Isabelle Odermatt

Isabelle Odermatt

Isabelle Odermatt, Dozentin und Projektleiterin an der Hochschule Luzern - Soziale Arbeit, im Institut für Soziokulturelle Entwicklung. Bis Juni 2017 leitete sie den "Treffpunkt Schule & Theater" am Luzerner Theater. Sie konzipierte Theatervermittlungsprojekte in den Sparten Tanz, Musiktheater und Schauspiel.

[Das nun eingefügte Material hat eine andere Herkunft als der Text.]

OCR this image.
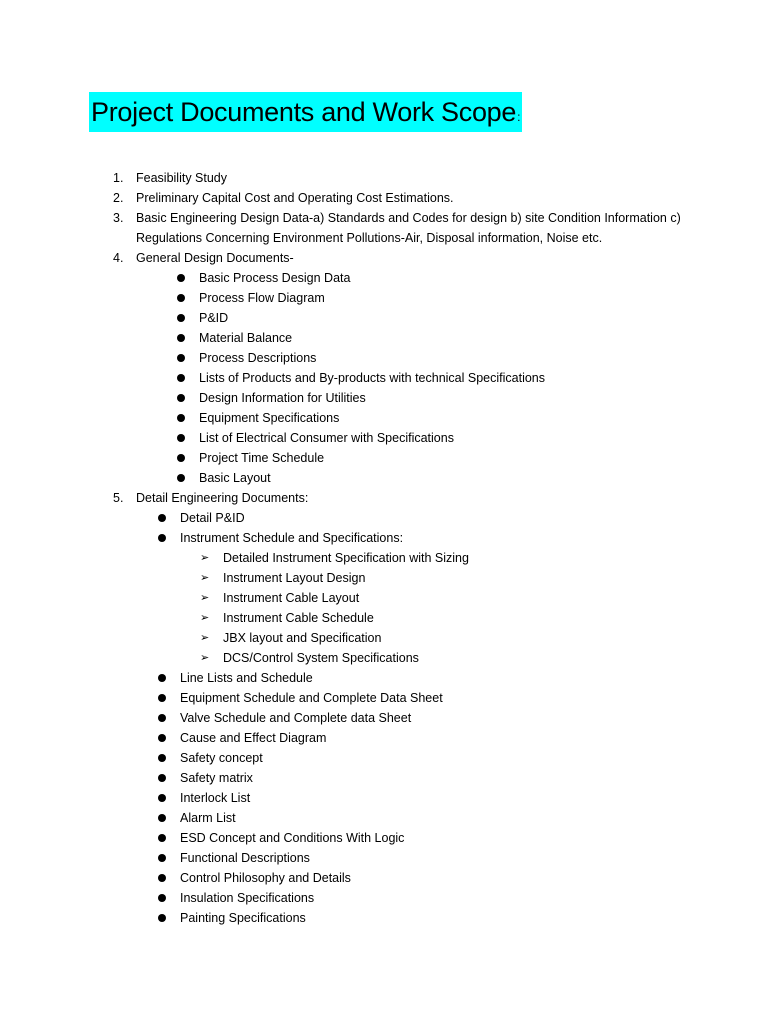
Project Documents and Work Scope :
1.	Feasibility Study
2.	Preliminary Capital Cost and Operating Cost Estimations.
3.	Basic Engineering Design Data-a) Standards and Codes for design b) site Condition Information c)
Regulations Concerning Environment Pollutions-Air, Disposal information, Noise etc.
4.	General Design Documents-
Basic Process Design Data
Process Flow Diagram
P&ID
Material Balance
Process Descriptions
Lists of Products and By-products with technical Specifications
Design Information for Utilities
Equipment Specifications
List of Electrical Consumer with Specifications
Project Time Schedule
Basic Layout
5.	Detail Engineering Documents:
Detail P&ID
Instrument Schedule and Specifications:
➢ Detailed Instrument Specification with Sizing
➢ Instrument Layout Design
➢ Instrument Cable Layout
➢ Instrument Cable Schedule
➢ JBX layout and Specification
➢ DCS/Control System Specifications
Line Lists and Schedule
Equipment Schedule and Complete Data Sheet
Valve Schedule and Complete data Sheet
Cause and Effect Diagram
Safety concept
Safety matrix
Interlock List
Alarm List
ESD Concept and Conditions With Logic
Functional Descriptions
Control Philosophy and Details
Insulation Specifications
Painting Specifications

Isabelle Odermatt ist in Buochs / Nidwalden aufgewachsen. Nach der obligatorischen Schulzeit besuchte sie das Primarlehrerinnenseminar Bernarda Menzingen, ZG. Sie arbeitete dann drei Jahre als Lehrerin an der Volksschule bevor sie an der Fachhochschule Luzern, heute Hochschule Luzern - Soziale Arbeit, ihre Ausbildung zur soziokulturellen Animatorin begann und 2005 mit dem Fachhochschuldiplom abschloss. Sie arbeitete anschliessend in einem Motivationssemester der Sozialen Diensten in Zürich und verfasste nebenbei Projekt- oder Schulkonzepte. Ab 2009 bis Juni 2017 leitete sie den "Treffpunkt Schule & Theater" am Luzerner Theater und widmet sich der Theatervermittlung in den Sparten Tanz, Musiktheater und Schauspiel. Sie war im Rahmen ihrer Tätigkeit Mitglied der Fachgruppe Schule und Kultur Luzern. Seit November 2017 ist sie hauptamtliche Dozentin und Projektleiterin im Institut für Soziokulturelle Entwicklung an der Hochschule Luzern - Soziale Arbeit. Sie ist Modulverantwortliche im Modul "Partizipation und partizipative Prozesse" und ist Projektleiterin im Forschungsprojekt "Bödeli Bibliothek Interlaken" sowie im Projekt "Jungintendanz" des Luzerner Theaters.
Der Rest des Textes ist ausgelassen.